Characteristics and treatment response of self-identified problematic Internet users in a behavioral addiction outpatient clinic

Gabriel Thorens 1,*, Sophia Achab 1, Joël Billieux 2, Yasser Khazaal 1, Riaz Khan 1, Edward Pivin 3, Vishal Gupta 4, Daniel Zullino 1
PMCID: PMC4117276  PMID: 25215217

Abstract

Aims: Controversies remain about the validity of the diagnosis of problematic Internet use. This might be due in part to the lack of longitudinal naturalistic studies that have followed a cohort of patients who self-identify as having Internet-related problems. Methods: This retrospective study included 57 patients who consulted the Geneva Addiction Outpatient Clinic from January 1, 2007, to January 1, 2010. Patients underwent an initial clinical psychiatric evaluation that included collection of data on socio-demographics, method of referral, specific Internet usage, psychiatric diagnosis, and Internet Addiction Test (IAT) and Clinical Global Impression Scale (CGI) scores. Treatment consisted of individual psychotherapeutic sessions. Results: Of these patients, 98% were male and 37% were 18 years or younger. Most patients were online gamers (46% playing massively multiplayer online role-playing games). The mean IAT score was 52.9 (range 20–90). Sixty-eight percent of patients had a co-morbid psychiatric diagnosis, with social phobia being the most prevalent (17.8%). Patients who remained in treatment (dropout rate 24%) showed an overall improvement of symptoms: 38.6% showed significant or average improvement on their CGI score, 26.3% showed minimal improvement, and 14% showed no change. Conclusions: Our results support the hypothesis that there are specific types of Internet use, with online gaming mainly affecting young male patients. As Internet addiction is not yet an official diagnosis, better instruments are needed to screen patients and to avoid false-negative and false-positive diagnoses. Successful care should integrate the treatment of co-morbid symptoms and involve families and relatives in the therapeutic process.

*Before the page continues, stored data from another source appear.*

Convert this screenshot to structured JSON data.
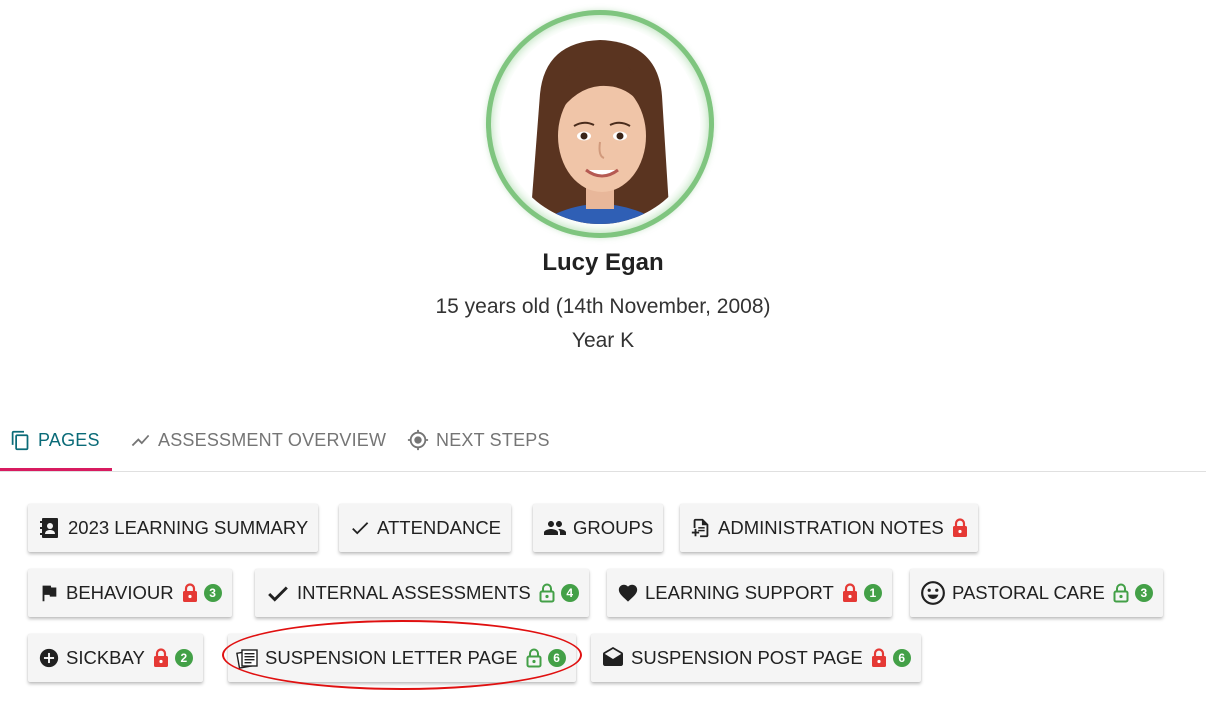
{
  "student": {
    "name": "Lucy Egan",
    "age_line": "15 years old (14th November, 2008)",
    "year": "Year K"
  },
  "tabs": [
    {
      "label": "PAGES",
      "icon": "copy-pages-icon",
      "active": true
    },
    {
      "label": "ASSESSMENT OVERVIEW",
      "icon": "trend-line-icon",
      "active": false
    },
    {
      "label": "NEXT STEPS",
      "icon": "crosshair-icon",
      "active": false
    }
  ],
  "pages": [
    {
      "label": "2023 LEARNING SUMMARY",
      "icon": "contact-book-icon"
    },
    {
      "label": "ATTENDANCE",
      "icon": "check-icon"
    },
    {
      "label": "GROUPS",
      "icon": "people-icon"
    },
    {
      "label": "ADMINISTRATION NOTES",
      "icon": "note-add-icon",
      "lock": "locked"
    },
    {
      "label": "BEHAVIOUR",
      "icon": "flag-icon",
      "lock": "locked",
      "count": "3"
    },
    {
      "label": "INTERNAL ASSESSMENTS",
      "icon": "bold-check-icon",
      "lock": "unlocked",
      "count": "4"
    },
    {
      "label": "LEARNING SUPPORT",
      "icon": "heart-icon",
      "lock": "locked",
      "count": "1"
    },
    {
      "label": "PASTORAL CARE",
      "icon": "smiley-icon",
      "lock": "unlocked",
      "count": "3"
    },
    {
      "label": "SICKBAY",
      "icon": "plus-circle-icon",
      "lock": "locked",
      "count": "2"
    },
    {
      "label": "SUSPENSION LETTER PAGE",
      "icon": "letter-stack-icon",
      "lock": "unlocked",
      "count": "6"
    },
    {
      "label": "SUSPENSION POST PAGE",
      "icon": "open-envelope-icon",
      "lock": "locked",
      "count": "6"
    }
  ],
  "colors": {
    "active_tab": "#0a6b78",
    "tab_underline": "#d81b60",
    "locked": "#e53935",
    "unlocked": "#43a047",
    "count_badge": "#43a047",
    "avatar_ring": "#7fc57f",
    "annotation_ellipse": "#e01010"
  }
}
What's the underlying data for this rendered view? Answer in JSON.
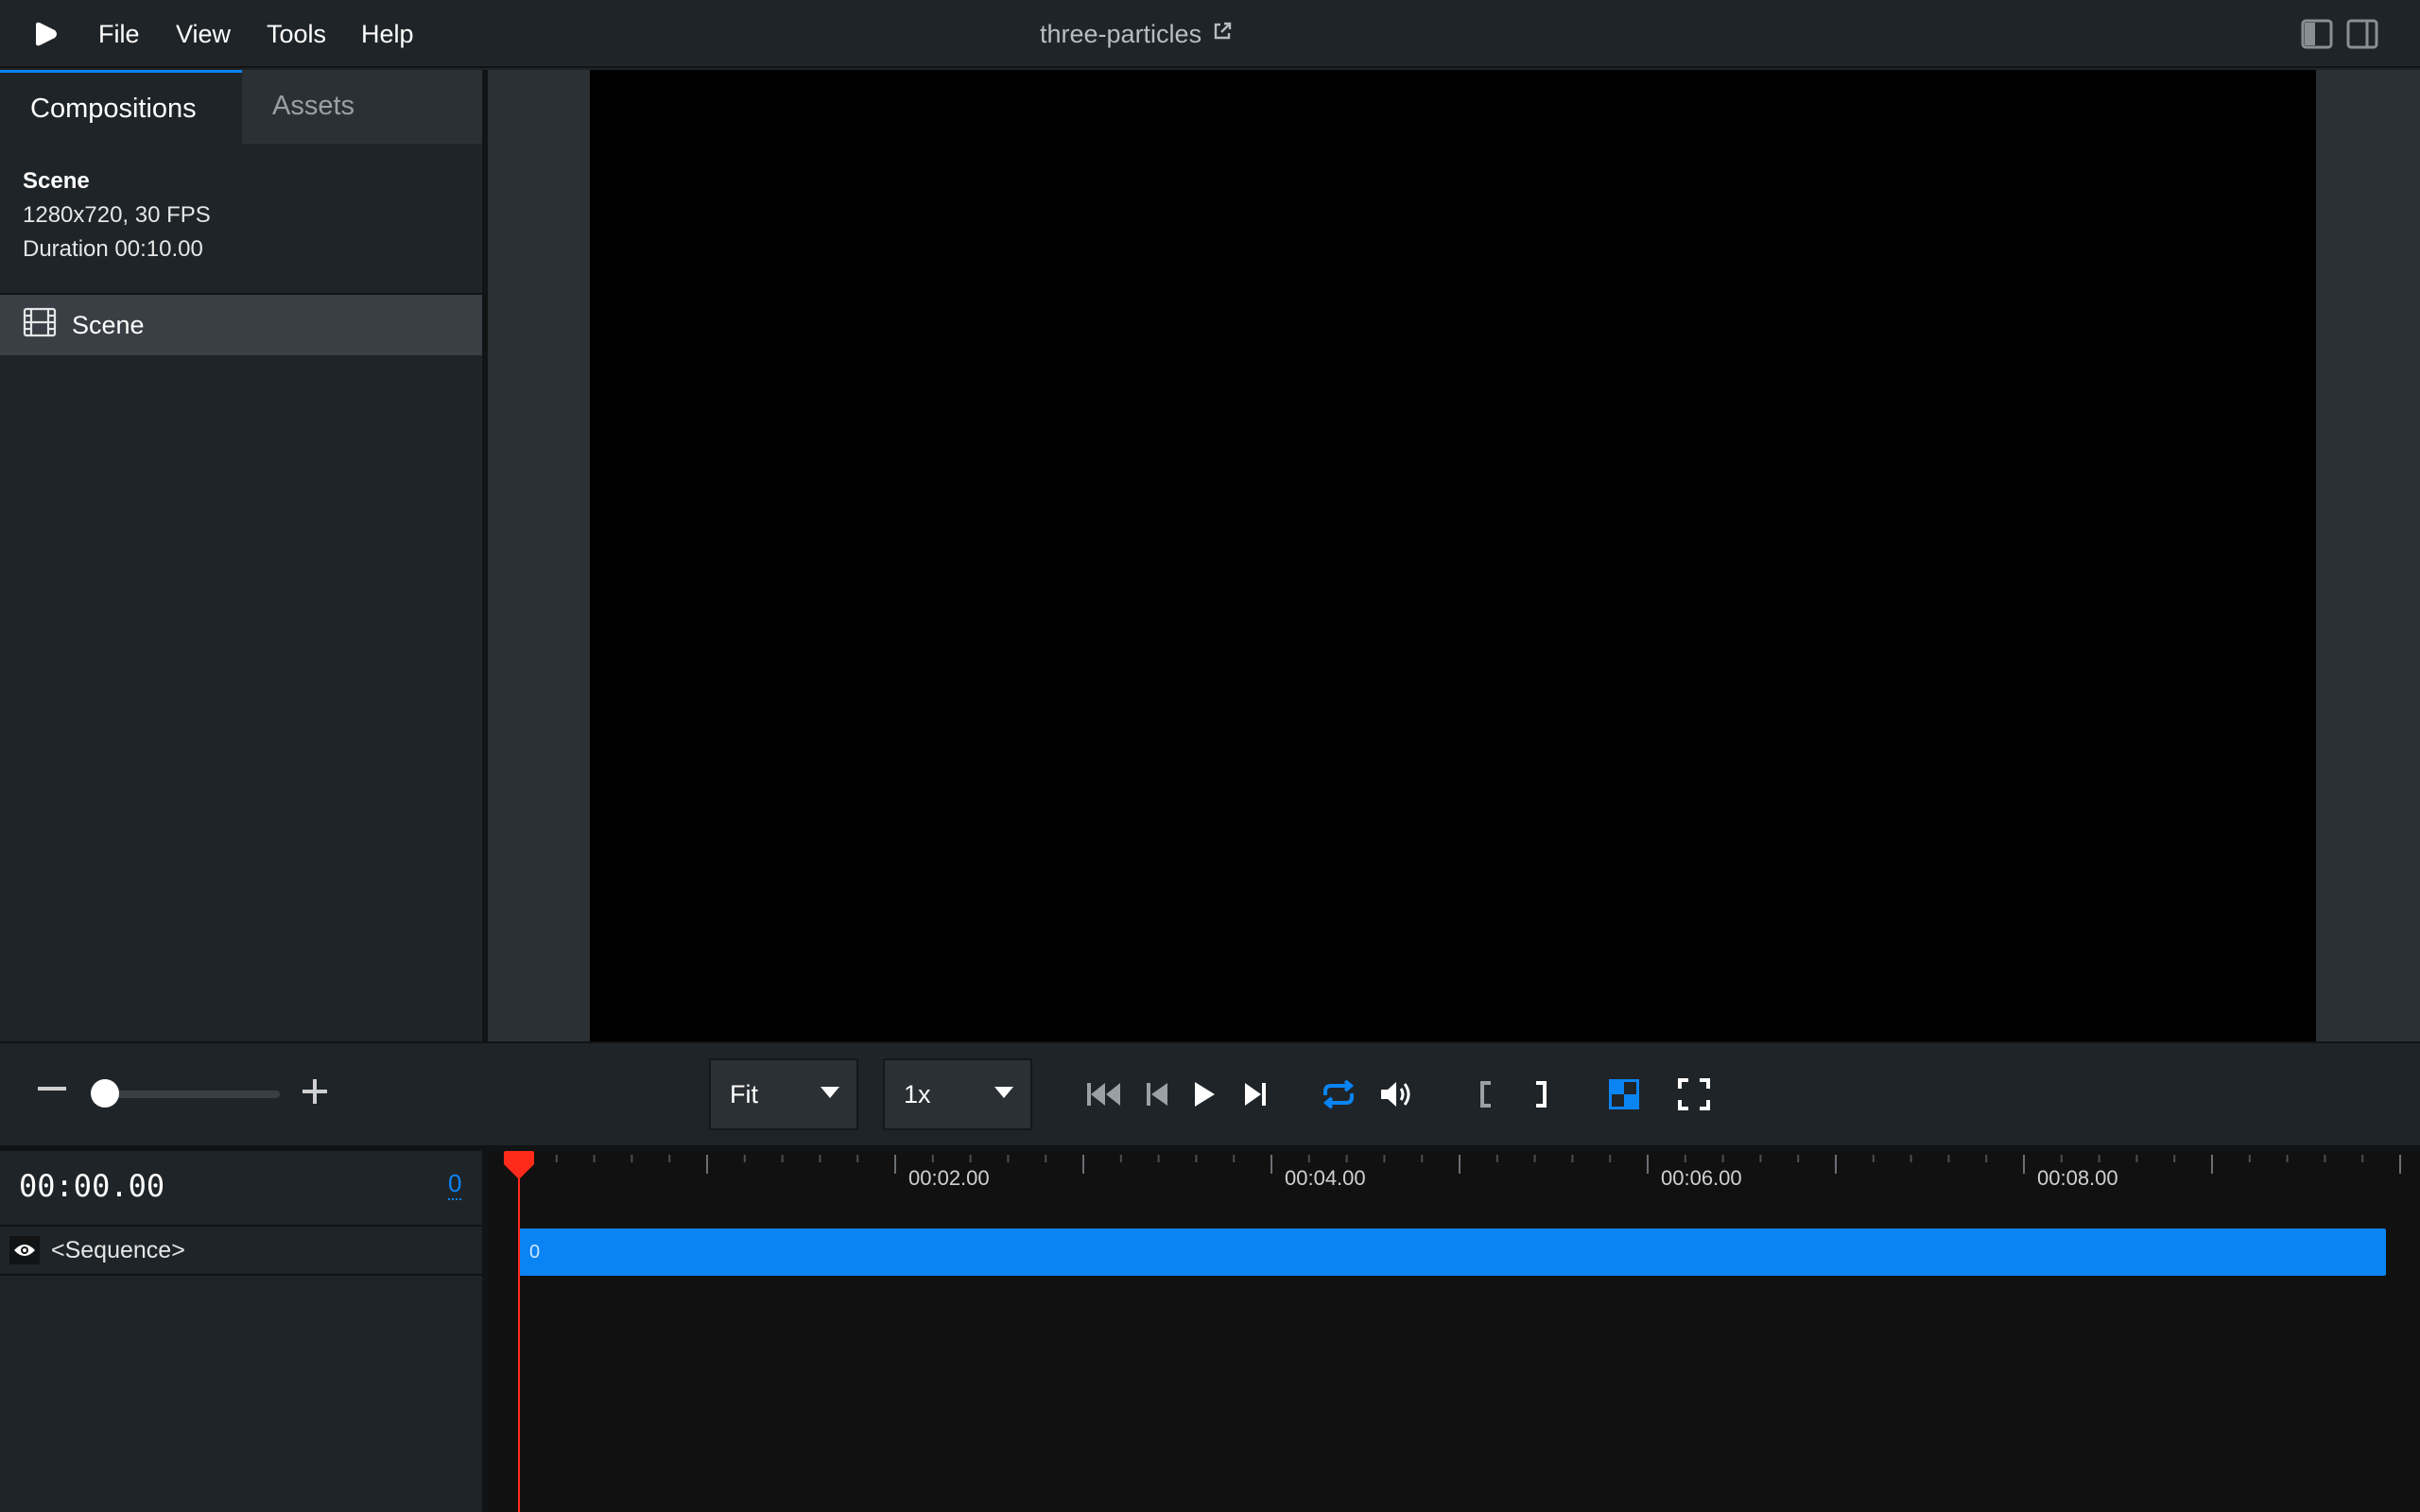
{
  "menu": {
    "items": [
      "File",
      "View",
      "Tools",
      "Help"
    ],
    "project_title": "three-particles"
  },
  "left_panel": {
    "tabs": [
      {
        "label": "Compositions",
        "active": true
      },
      {
        "label": "Assets",
        "active": false
      }
    ],
    "composition_info": {
      "name": "Scene",
      "resolution_fps": "1280x720, 30 FPS",
      "duration": "Duration 00:10.00"
    },
    "compositions": [
      {
        "label": "Scene",
        "selected": true,
        "icon": "film-icon"
      }
    ]
  },
  "controls": {
    "zoom_level": 0.0,
    "size_select": "Fit",
    "speed_select": "1x",
    "loop_enabled": true
  },
  "timeline": {
    "timecode": "00:00.00",
    "frame": "0",
    "sequence_label": "<Sequence>",
    "sequence_start_label": "0",
    "tick_labels": [
      "00:02.00",
      "00:04.00",
      "00:06.00",
      "00:08.00"
    ],
    "duration_seconds": 10,
    "playhead_seconds": 0
  },
  "colors": {
    "accent": "#0b84f3",
    "playhead": "#ff2a1a",
    "panel": "#1f2428",
    "canvas": "#000000"
  }
}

Keywords: Internet, problematic, usage, addiction, gaming

Introduction

Naturalistic studies have rarely examined a cohort of patients who self-identify as having Internet-related problems in dedicated clinics. Moreover, few case studies describe the evolution of patients who have mainly been treated with cognitive behavioral therapy (Allison, von Wahlde, Shockley & Gabbard, 2006; King, Delfabbro, Griffiths & Gradisar, 2012; Thorens, Khazaal & Zullino, 2012).

This paucity of clinical research might be because controversies remain regarding the diagnosis of problematic Internet use (PIU), despite a growing body of literature on the potential problematic mental health issues caused by inappropriate Internet use. Multiple terms and definitions have been proposed, as inappropriate Internet use is sometimes considered to be a behavioral addiction, similar to gambling, in terms of the conditioning rewards mechanism and clinical consequences (Demetrovics et al., 2011; Griffiths & Demetrovics, 2012).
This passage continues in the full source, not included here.